What with all the home theater gear being internet connected these days its a bummer we dont have a section for internet related questions (that I could find anyway). Figured this area would be as good as any... 

Anywho, just got new internet to replace comcast, speeds on the wired desktop (also from the linksys router) are consistently 30 meg down and 7 meg up, very happy, but why (if I have full signal strength) do I only get half that speed on my laptop using wifi? Its a linksys g router Im using, would I benefit in speed by upgrading to a N router? From what I had read N (which my laptop does indeed already have built-in) only improves the _range_ of your network, wireless speeds are unaffected when upgrading from g to n. Is that true?


----------



## eugovector (Sep 4, 2006)

You have discovered the very nature of wi-fi, and why a wired connection is always better from a performance perspective: 

Why Is My 802.11g Network Running Slower Than 54 Mbps?
Neither 54 Mbps or 108 Mbps numbers fully represents the true speed a person will experience on an 802.11g network. First, 54 Mbps represents a theoretical maximum only. It includes a significant overhead from network protocol data that Wi-Fi connections must exchange for security and reliability purposes. The actual useful data exchanged on 802.11g networks will always occur at lower rates than 54 Mbps.


----------



## Mike P. (Apr 6, 2007)

Agreed. Theoretical maximum and what you really get are two different things. I use Speakeasy to check my speeds.

http://speakeasy.net/speedtest/


----------



## jazboy (Jan 12, 2011)

As per my understanding whether its wired or wireless connection the difference shouldn't be much. You can run speed test using speedtest.net. IF you are still getting much less speed (as you said its half from wired connection) then there could be different problem which you might be overlooking.


----------



## TypeA (Aug 14, 2010)

Thanks for the input guys. Guess I should have mentioned that, theoretical or not, I thought a 50% drop in performance was a little severe. Thought maybe my good install, strong signal strength and few other transmitters in the house would keep that kind of wifi performance drop to a minimum, hence wondering if upgrading to an N router might help (but I kinda doubt it). Thanks again.


----------



## eugovector (Sep 4, 2006)

In theory, yes. Wireless N should give you a speed boost, but there's only one way to know for sure.


----------



## darktweak (Jan 14, 2011)

Try to reset / restart the router beginning from modem restart. It will solve the problem. let me know if you still have the problm.


----------



## TypeA (Aug 14, 2010)

darktweak said:


> Try to reset / restart the router beginning from modem restart. It will solve the problem. let me know if you still have the problm.


To none the surprise the tech did have to reset the existing router while he was here but tried this suggestion anyway. Speakeasy test went from consistent 15/7 to consistent 20/7. Wouldnt think re-resetting a new system would make a diff but hey whatd ya know. 5 loss is easier than 10, only paying for 25/7 and a solid 30/7 at the desktop makes me grin. 

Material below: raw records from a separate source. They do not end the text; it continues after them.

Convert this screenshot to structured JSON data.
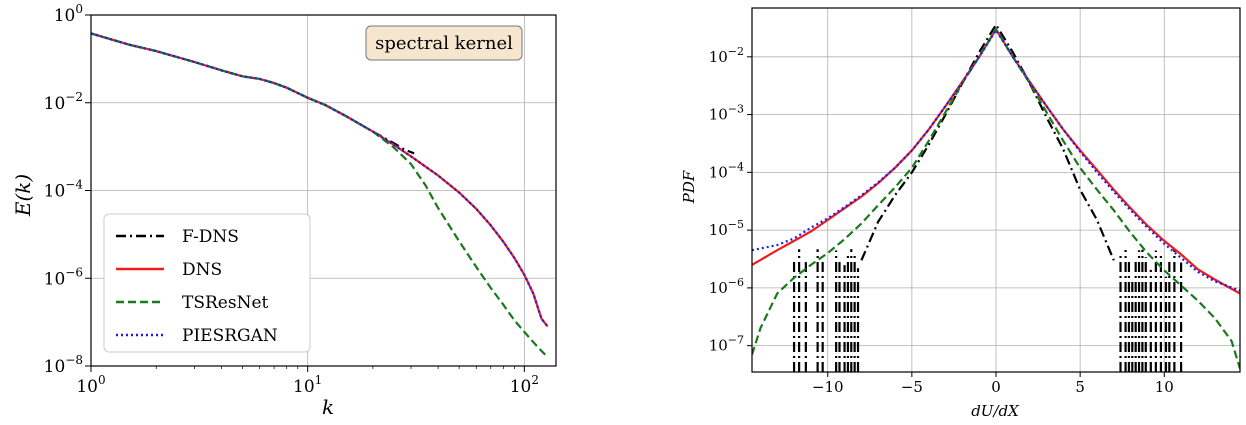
{
  "chart_data": [
    {
      "type": "line",
      "xscale": "log",
      "yscale": "log",
      "xlabel": "k",
      "ylabel": "E(k)",
      "xlim": [
        1,
        140
      ],
      "ylim": [
        1e-08,
        1
      ],
      "grid": true,
      "annotation": "spectral kernel",
      "legend_position": "lower-left",
      "x_ticks": [
        {
          "value": 1,
          "base": "10",
          "exp": "0"
        },
        {
          "value": 10,
          "base": "10",
          "exp": "1"
        },
        {
          "value": 100,
          "base": "10",
          "exp": "2"
        }
      ],
      "y_ticks": [
        {
          "value": 1e-08,
          "base": "10",
          "exp": "−8"
        },
        {
          "value": 1e-06,
          "base": "10",
          "exp": "−6"
        },
        {
          "value": 0.0001,
          "base": "10",
          "exp": "−4"
        },
        {
          "value": 0.01,
          "base": "10",
          "exp": "−2"
        },
        {
          "value": 1,
          "base": "10",
          "exp": "0"
        }
      ],
      "series": [
        {
          "name": "F-DNS",
          "color": "#000000",
          "dash": "dashdot",
          "x": [
            1,
            1.5,
            2,
            3,
            4,
            5,
            6,
            7,
            8,
            10,
            12,
            15,
            20,
            25,
            28,
            30,
            31
          ],
          "y": [
            0.38,
            0.21,
            0.15,
            0.085,
            0.055,
            0.04,
            0.035,
            0.028,
            0.022,
            0.013,
            0.009,
            0.005,
            0.0022,
            0.0012,
            0.00085,
            0.00075,
            0.0007
          ]
        },
        {
          "name": "DNS",
          "color": "#ee1c1c",
          "dash": "solid",
          "x": [
            1,
            1.5,
            2,
            3,
            4,
            5,
            6,
            7,
            8,
            10,
            12,
            15,
            20,
            25,
            30,
            40,
            50,
            60,
            70,
            80,
            90,
            100,
            110,
            120,
            128
          ],
          "y": [
            0.38,
            0.21,
            0.15,
            0.085,
            0.055,
            0.04,
            0.035,
            0.028,
            0.022,
            0.013,
            0.009,
            0.005,
            0.0022,
            0.0011,
            0.0006,
            0.00022,
            9e-05,
            3.8e-05,
            1.6e-05,
            6.8e-06,
            2.9e-06,
            1.2e-06,
            4.5e-07,
            1.2e-07,
            8e-08
          ]
        },
        {
          "name": "TSResNet",
          "color": "#1a7a1a",
          "dash": "dashed",
          "x": [
            1,
            1.5,
            2,
            3,
            4,
            5,
            6,
            7,
            8,
            10,
            12,
            15,
            20,
            25,
            30,
            35,
            40,
            50,
            60,
            70,
            80,
            90,
            100,
            110,
            120,
            128
          ],
          "y": [
            0.38,
            0.21,
            0.15,
            0.085,
            0.055,
            0.04,
            0.035,
            0.028,
            0.022,
            0.013,
            0.009,
            0.005,
            0.0022,
            0.00095,
            0.0004,
            0.00013,
            4e-05,
            7e-06,
            1.8e-06,
            6e-07,
            2.5e-07,
            1.1e-07,
            6e-08,
            3.5e-08,
            2.2e-08,
            1.6e-08
          ]
        },
        {
          "name": "PIESRGAN",
          "color": "#1a1aee",
          "dash": "dotted",
          "x": [
            1,
            1.5,
            2,
            3,
            4,
            5,
            6,
            7,
            8,
            10,
            12,
            15,
            20,
            25,
            30,
            40,
            50,
            60,
            70,
            80,
            90,
            100,
            110,
            120,
            128
          ],
          "y": [
            0.38,
            0.21,
            0.15,
            0.085,
            0.055,
            0.04,
            0.035,
            0.028,
            0.022,
            0.013,
            0.009,
            0.005,
            0.0022,
            0.0011,
            0.0006,
            0.00022,
            9e-05,
            3.8e-05,
            1.6e-05,
            6.8e-06,
            2.9e-06,
            1.2e-06,
            4.5e-07,
            1.2e-07,
            8e-08
          ]
        }
      ]
    },
    {
      "type": "line",
      "yscale": "log",
      "xlabel": "dU/dX",
      "ylabel": "PDF",
      "xlim": [
        -14.5,
        14.5
      ],
      "ylim": [
        3.5e-08,
        0.07
      ],
      "grid": true,
      "x_ticks": [
        {
          "value": -10,
          "label": "−10"
        },
        {
          "value": -5,
          "label": "−5"
        },
        {
          "value": 0,
          "label": "0"
        },
        {
          "value": 5,
          "label": "5"
        },
        {
          "value": 10,
          "label": "10"
        }
      ],
      "y_ticks": [
        {
          "value": 1e-07,
          "base": "10",
          "exp": "−7"
        },
        {
          "value": 1e-06,
          "base": "10",
          "exp": "−6"
        },
        {
          "value": 1e-05,
          "base": "10",
          "exp": "−5"
        },
        {
          "value": 0.0001,
          "base": "10",
          "exp": "−4"
        },
        {
          "value": 0.001,
          "base": "10",
          "exp": "−3"
        },
        {
          "value": 0.01,
          "base": "10",
          "exp": "−2"
        }
      ],
      "series": [
        {
          "name": "F-DNS",
          "color": "#000000",
          "dash": "dashdot",
          "x": [
            -8,
            -7,
            -6,
            -5,
            -4,
            -3,
            -2,
            -1,
            0,
            1,
            2,
            3,
            4,
            5,
            6,
            7
          ],
          "y": [
            3e-06,
            1.4e-05,
            4e-05,
            0.0001,
            0.0003,
            0.001,
            0.0035,
            0.012,
            0.036,
            0.012,
            0.0035,
            0.0009,
            0.00025,
            5e-05,
            1.5e-05,
            3e-06
          ],
          "spikes_x": [
            -12,
            -11.7,
            -11.3,
            -10.6,
            -10.3,
            -9.5,
            -9.3,
            -9,
            -8.8,
            -8.6,
            -8.4,
            -8.2,
            7.4,
            7.7,
            7.9,
            8.1,
            8.3,
            8.5,
            8.7,
            8.9,
            9.2,
            9.5,
            9.8,
            10.1,
            10.3,
            10.6,
            11
          ]
        },
        {
          "name": "DNS",
          "color": "#ee1c1c",
          "dash": "solid",
          "x": [
            -14.5,
            -13,
            -12,
            -11,
            -10,
            -9,
            -8,
            -7,
            -6,
            -5,
            -4,
            -3,
            -2,
            -1,
            0,
            1,
            2,
            3,
            4,
            5,
            6,
            7,
            8,
            9,
            10,
            11,
            12,
            13,
            14.5
          ],
          "y": [
            2.5e-06,
            4.5e-06,
            6.5e-06,
            9.5e-06,
            1.5e-05,
            2.4e-05,
            3.8e-05,
            6.5e-05,
            0.00012,
            0.00024,
            0.00055,
            0.0014,
            0.0037,
            0.01,
            0.03,
            0.01,
            0.0037,
            0.0014,
            0.00055,
            0.00024,
            0.00011,
            5e-05,
            2.4e-05,
            1.2e-05,
            6.5e-06,
            3.8e-06,
            2.1e-06,
            1.4e-06,
            8e-07
          ]
        },
        {
          "name": "TSResNet",
          "color": "#1a7a1a",
          "dash": "dashed",
          "x": [
            -14.5,
            -14,
            -13,
            -12,
            -11,
            -10,
            -9,
            -8,
            -7,
            -6,
            -5,
            -4,
            -3,
            -2,
            -1,
            0,
            1,
            2,
            3,
            4,
            5,
            6,
            7,
            8,
            9,
            10,
            11,
            12,
            13,
            14,
            14.5
          ],
          "y": [
            7e-08,
            2e-07,
            8e-07,
            1.5e-06,
            2.5e-06,
            4e-06,
            7e-06,
            1.3e-05,
            2.7e-05,
            5.5e-05,
            0.00012,
            0.00035,
            0.0011,
            0.0035,
            0.01,
            0.03,
            0.01,
            0.0035,
            0.0011,
            0.00035,
            0.00012,
            5e-05,
            2.2e-05,
            9e-06,
            4e-06,
            2e-06,
            1.1e-06,
            6e-07,
            3e-07,
            1.2e-07,
            4e-08
          ]
        },
        {
          "name": "PIESRGAN",
          "color": "#1a1aee",
          "dash": "dotted",
          "x": [
            -14.5,
            -13,
            -12,
            -11,
            -10,
            -9,
            -8,
            -7,
            -6,
            -5,
            -4,
            -3,
            -2,
            -1,
            0,
            1,
            2,
            3,
            4,
            5,
            6,
            7,
            8,
            9,
            10,
            11,
            12,
            13,
            14.5
          ],
          "y": [
            4.5e-06,
            5.5e-06,
            7.2e-06,
            1.1e-05,
            1.6e-05,
            2.5e-05,
            4e-05,
            6.7e-05,
            0.00012,
            0.00024,
            0.00055,
            0.0014,
            0.0036,
            0.01,
            0.029,
            0.01,
            0.0036,
            0.0014,
            0.00055,
            0.00023,
            0.0001,
            4.6e-05,
            2.2e-05,
            1.1e-05,
            5.8e-06,
            3.3e-06,
            1.9e-06,
            1.3e-06,
            9e-07
          ]
        }
      ]
    }
  ]
}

Interestingly I have such a strong db signal at the pole that I triple the _max_ db signal at the modem, actually have a db limiter on my coax before the modem to keep it no more than 3db.

Disappointed its not my 'first fiber internet and cable service' as I was anticipating and posted in another thread, fiber terminates at the pole actually. 20 minutes away in panama city beach is fiber to the door. Still a nice speed increase over comcasts 7/2 and actually a cheaper package, even in the long term. Thanks again for the help.


----------